Одиночество
На страхи города, скользящие по углам.
Слиться бы с ужасом птиц, с мерзлотою собак, с отвратительным скомканным холодом
Беглецов, что живут под замшелым пнём,
с дрожью фонарных сверчков у дорог срастись бы и не дышать – ни тут, в темноте. ни там.
Охота идёт.
полчища зверей, как и полчища меня
Идут, но не друг на друга – в омуте теней
Огнями искривлённых рук кусают и дрожат, шагают, заворожённые –
Сами на себя. Как пчёлы, как легионы проклятых проказой, безжалостно опрокинутых лицами вниз солдат.
Где-то, за тенями безмолвных ночных станиц, ускользающих вдаль от разума,
Мечется, рыщет душа моя вдоль баррикад, опалённая до ядра, по стенкам пустот размазанная.
Душа от души отделиться желает: рвётся, мечется, не отступает,
Болью белой ласточки, попавшей в клети -
Одна другую к роковой земле, к сожжённой земле - гвоздями шершавыми, петлями метит.
Плетью расстрелять, разорвать, докоснувшись до органов,
до капилляров душевой самой музыки, моей органики, из нежности очерствевшей сложенной.
Рукоять ружья с болью лесов слилась, в боль мою вылилась, обезумивши.
Тоска моя – одинокий ночной убийца, молчаливый, бездушием вскормленный вор.
Он стреляет всегда лишь насквозь, в упор, не замечая страха, что разметался вдоль
Островных лагун и огней в полумёртвых, истасканных солнцем дневным, степях.
Он не шервудский славный разбойник с зелёных больших дорог –
Он разящий клинок ассасина, он смугл и высок.
Из него вылетают остатки дыма искривлённых и мутных, как смерч неземной, тревог.
Он не ведает боли и жалости. Он
Из боли запрятанной соткан моей, перерождающейся в пустоту:
Каждый вздох. Каждый миг. Каждый день, тонущий в серебре дорог.
Долго свистит - леденит клинок, разрывая воздух, перед тем, как достичь моей тени, проникая в кости
спинного и самого костного Мозга, проникая в лютни, отзвеневшей всеми дождями, души моей.
он ворует детей – он крадёт мои стихи, шаги, он крадёт мои встречи, а из глаз – тепло,
Оставляя в них лишь пустоту. Он крадёт у меня тебя. Он ворует мою любовь.

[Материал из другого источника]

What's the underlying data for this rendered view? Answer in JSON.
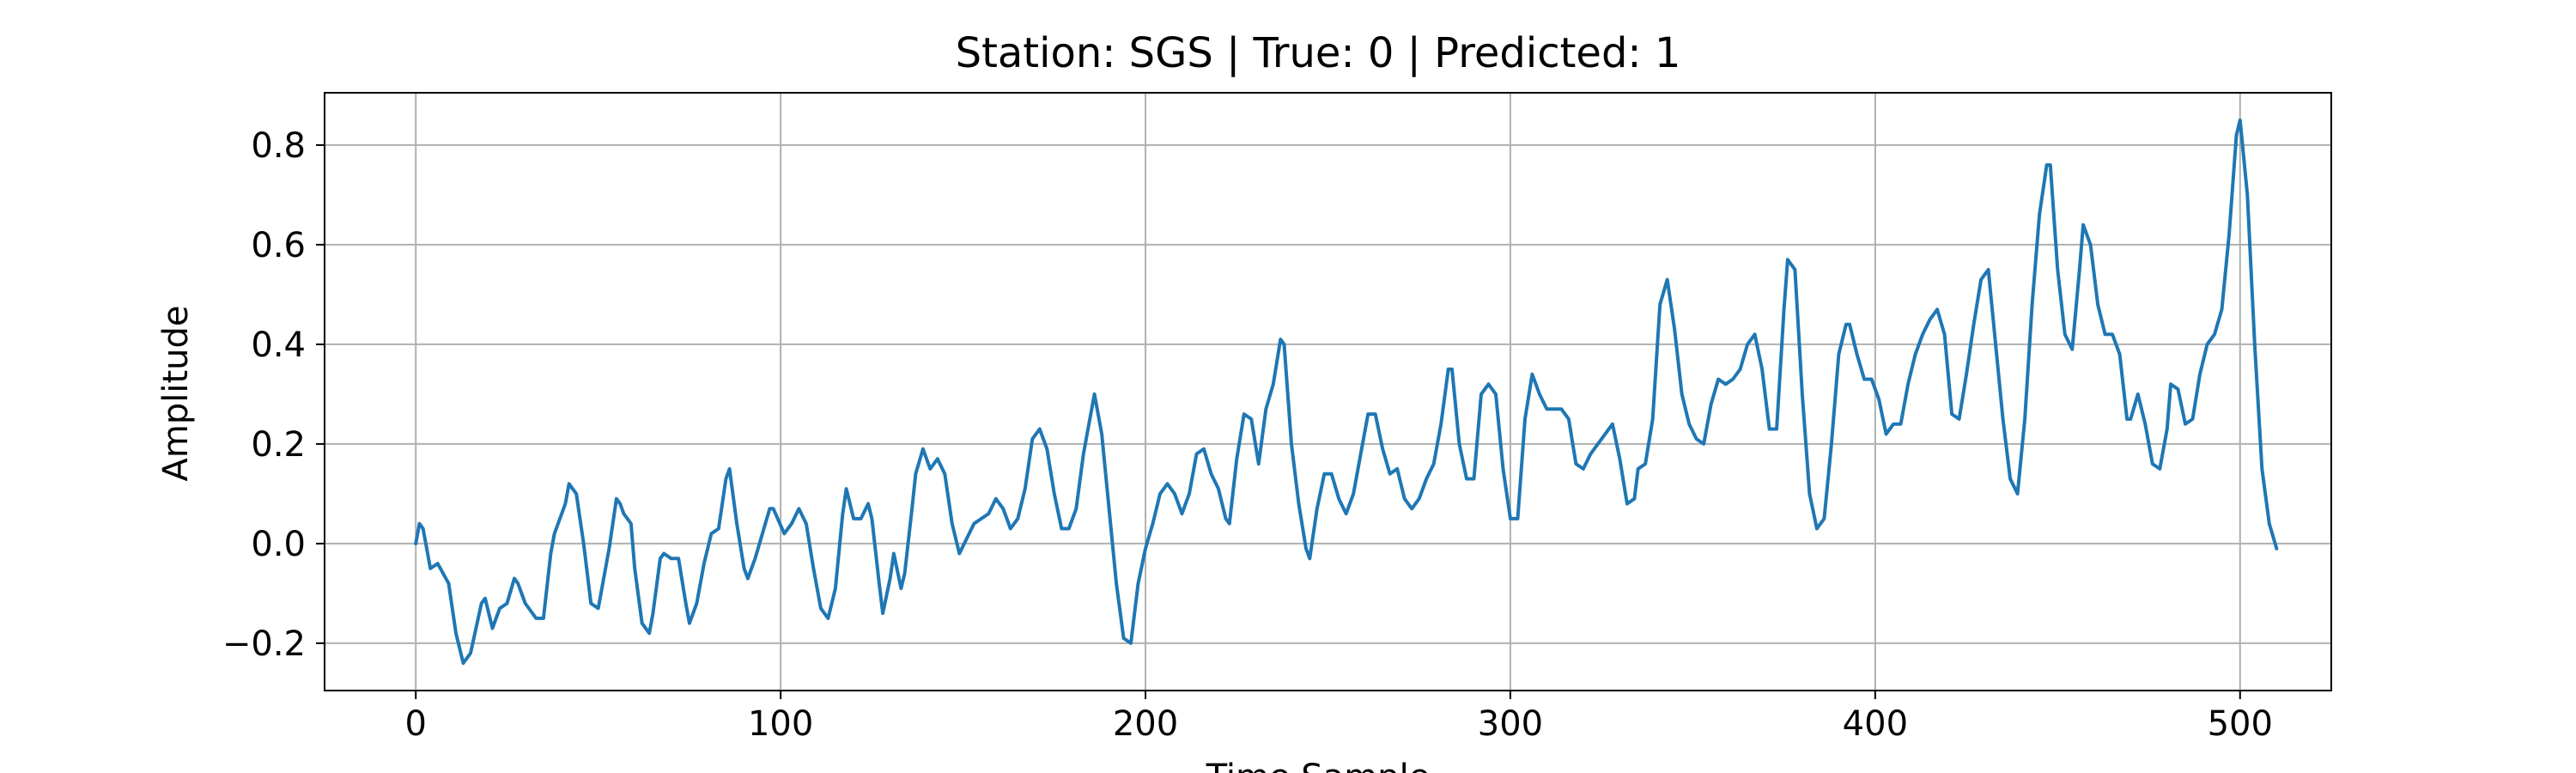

Почему? Для чего ? За что ? И не ложь ли, что имя его – «О, Всевышний, О, Трижды Единый Бог».
Прав был флорентиец скорбный, потеряв ключи от причисленности своей к касте людей,
Каждый из которых обладает местом в этом мире, огромном и разрывном,
Местом, что хоть всю жизнь его и скачет с места на место, бродяжничает по свету, но всё же оно всегда с тобой – будь хоть степь, хоть лес то.
Так и мы, выронившие на миг ключи из рук своих,
обнаруживаем, что место наше отобрано, выгнано, уничтожено
и ни кем-то, а богом-Болью, стрелою отнято у мира, и у нас значит, тоже, отнято.
Оторвано от пуповин наших. Молохом срезано. Прибрано
К рукам измученных преисподников.
Фрики мы. Проклятая душа лишь стенает сама без себя,
Изнутри на куски – лоскутки перерезана –
По венам. По срезам дерева жизни – белого, как вечная пьеса.
И пошли мы скитальцами бестелесными по миру.
Каждый – самим собой-то не понятый, что уж говорить о том, что не принятый.
Одиночество может занимать очень много места.
Заполнять тебя вместо воды и крови ни на половину.
Знай, я слышу его не громче твоего голоса, я слышу вместо.
А клинок всё блестит, всё смеётся в опустевшей земли сердцевине.